Fig. 10: Strain engineering in BP.

a A highly anisotropic inverse funnel effect that pushes excitons away from the area of high tensile strain has been predicted in BP. The figure was reproduced with permission from ref. ¹²⁹. b Extinction spectra (1−T/T₀) of a 6L BP sample under varying tensile strains, with strain applied along the AC (red) and ZZ (blue) directions. c E₁₁ and E₂₂ peak energies as a function of tensile strains, the strain direction is along the AC (red) and ZZ (blue) directions, respectively. The figure was reproduced with permission from ref. ¹³⁰. d Evolution of absorption spectra with varying strains induced in AC (left) and ZZ (right) directions in 20 nm thick BP. e Bandgap plotted as a function of strain measured for two 20 nm thick BP samples.
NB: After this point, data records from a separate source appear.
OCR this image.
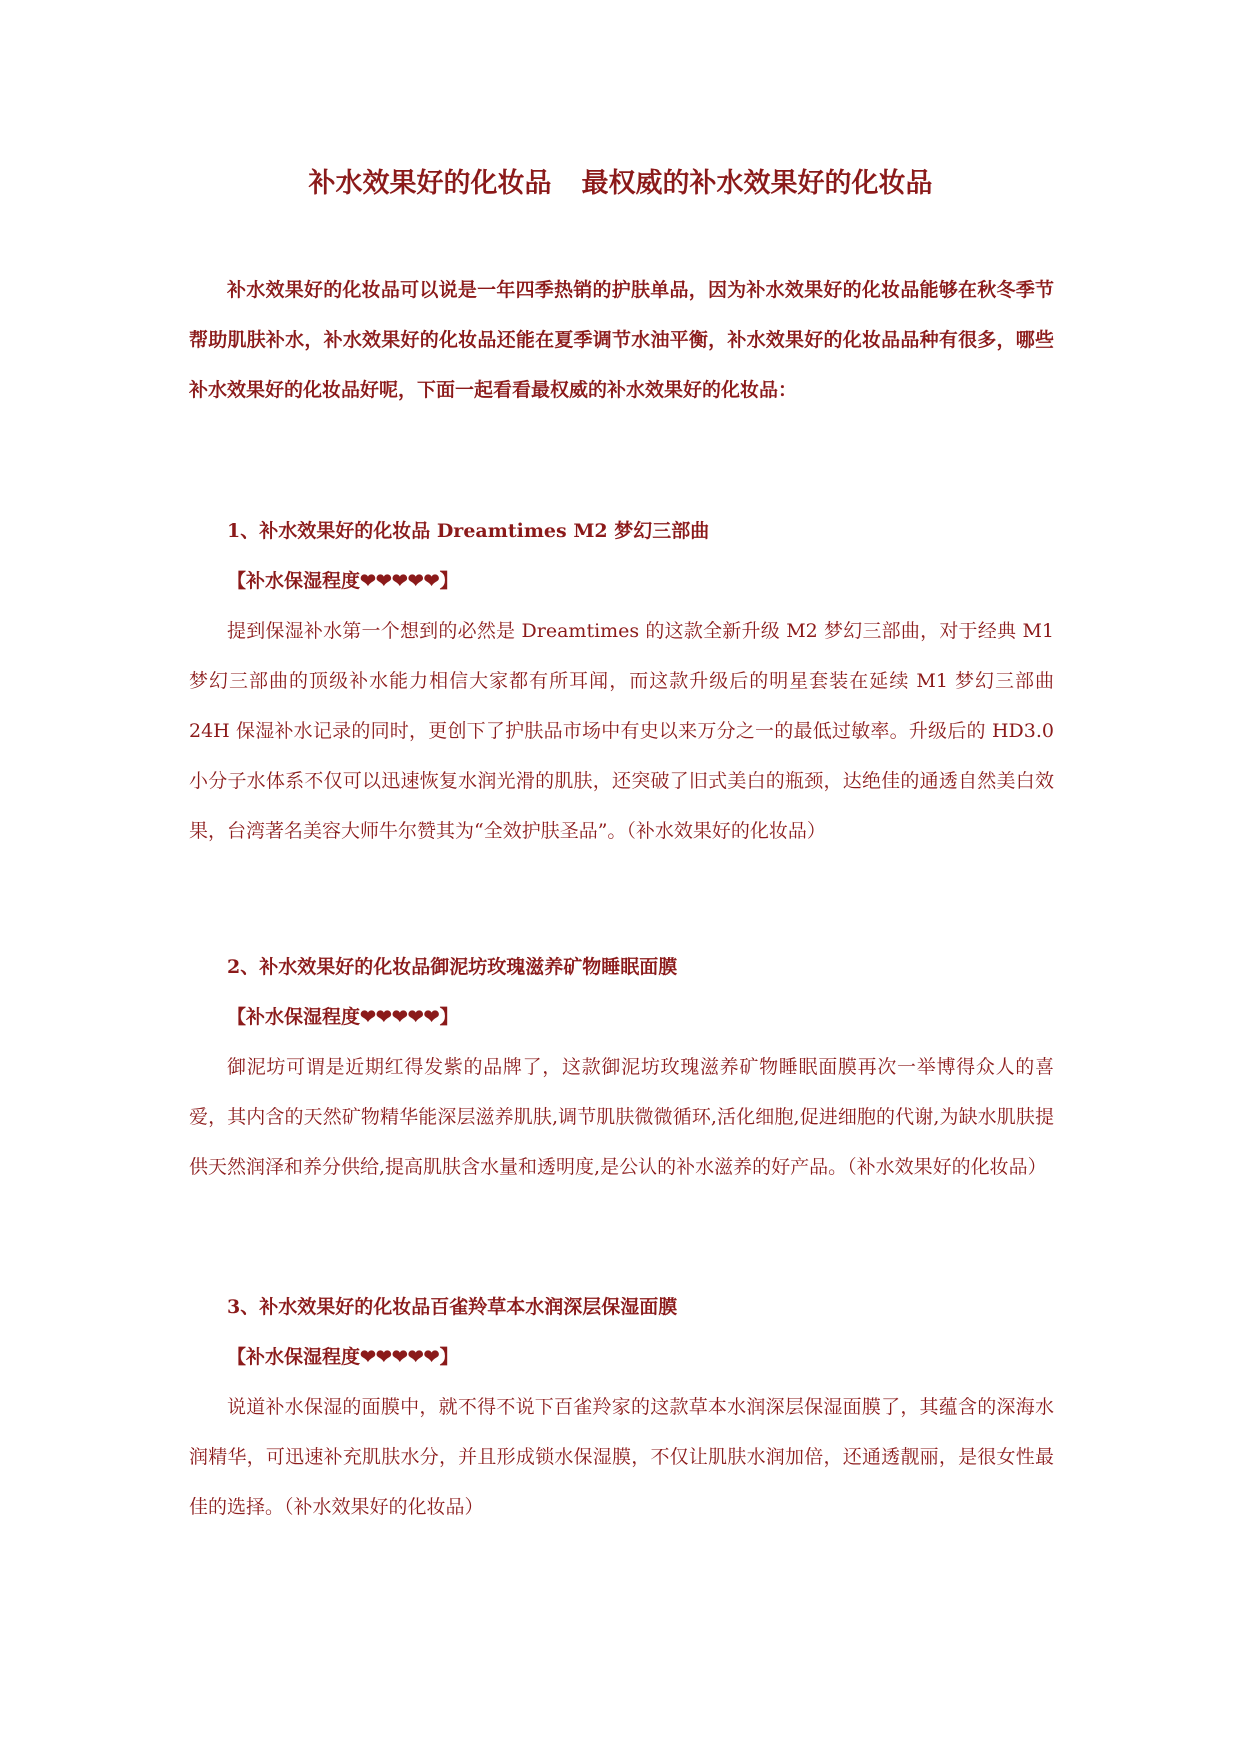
补水效果好的化妆品 最权威的补水效果好的化妆品

补水效果好的化妆品可以说是一年四季热销的护肤单品，因为补水效果好的化妆品能够在秋冬季节帮助肌肤补水，补水效果好的化妆品还能在夏季调节水油平衡，补水效果好的化妆品品种有很多，哪些补水效果好的化妆品好呢，下面一起看看最权威的补水效果好的化妆品：

1、补水效果好的化妆品 Dreamtimes M2 梦幻三部曲

【补水保湿程度❤❤❤❤❤】

提到保湿补水第一个想到的必然是 Dreamtimes 的这款全新升级 M2 梦幻三部曲，对于经典 M1 梦幻三部曲的顶级补水能力相信大家都有所耳闻，而这款升级后的明星套装在延续 M1 梦幻三部曲 24H 保湿补水记录的同时，更创下了护肤品市场中有史以来万分之一的最低过敏率。升级后的 HD3.0 小分子水体系不仅可以迅速恢复水润光滑的肌肤，还突破了旧式美白的瓶颈，达绝佳的通透自然美白效果，台湾著名美容大师牛尔赞其为“全效护肤圣品”。（补水效果好的化妆品）

2、补水效果好的化妆品御泥坊玫瑰滋养矿物睡眠面膜

【补水保湿程度❤❤❤❤❤】

御泥坊可谓是近期红得发紫的品牌了，这款御泥坊玫瑰滋养矿物睡眠面膜再次一举博得众人的喜爱，其内含的天然矿物精华能深层滋养肌肤,调节肌肤微微循环,活化细胞,促进细胞的代谢,为缺水肌肤提供天然润泽和养分供给,提高肌肤含水量和透明度,是公认的补水滋养的好产品。（补水效果好的化妆品）

3、补水效果好的化妆品百雀羚草本水润深层保湿面膜

【补水保湿程度❤❤❤❤❤】

说道补水保湿的面膜中，就不得不说下百雀羚家的这款草本水润深层保湿面膜了，其蕴含的深海水润精华，可迅速补充肌肤水分，并且形成锁水保湿膜，不仅让肌肤水润加倍，还通透靓丽，是很女性最佳的选择。（补水效果好的化妆品）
The figure was reproduced with permission from ref. ¹³¹. f Transmission-mode optical image of ripples in a 10 nm thick BP flake. Below the optical image, an atomic force microscopy topography image acquired in the region highlighted with the dashed rectangle in f is shown. g Optical absorption spectra acquired on three ripple summits, three valleys, and three flat regions, indicated with colored circles in f. The figure was reproduced with permission from ref. ³⁷. h Averaged biaxial strain-induced shift rates of E₁₁, E₂₂, and E₃₃ peaks as a function of the layer number in 2–10L BP. i Illustration of 2L BP showing that when biaxial in-plane tensile stain is applied, the average distance between two layers (D + d) decreases due to the Poisson effect, while the gap between two layers (D) increases accompanied by a stronger decrease of the height of an individual layer d. j Schematic illustration of the band structure evolution of a bilayer BP under tensile and compressive strain. The orange dashed curves are the bands for a monolayer BP. The figure was reproduced with permission from ref. ¹³².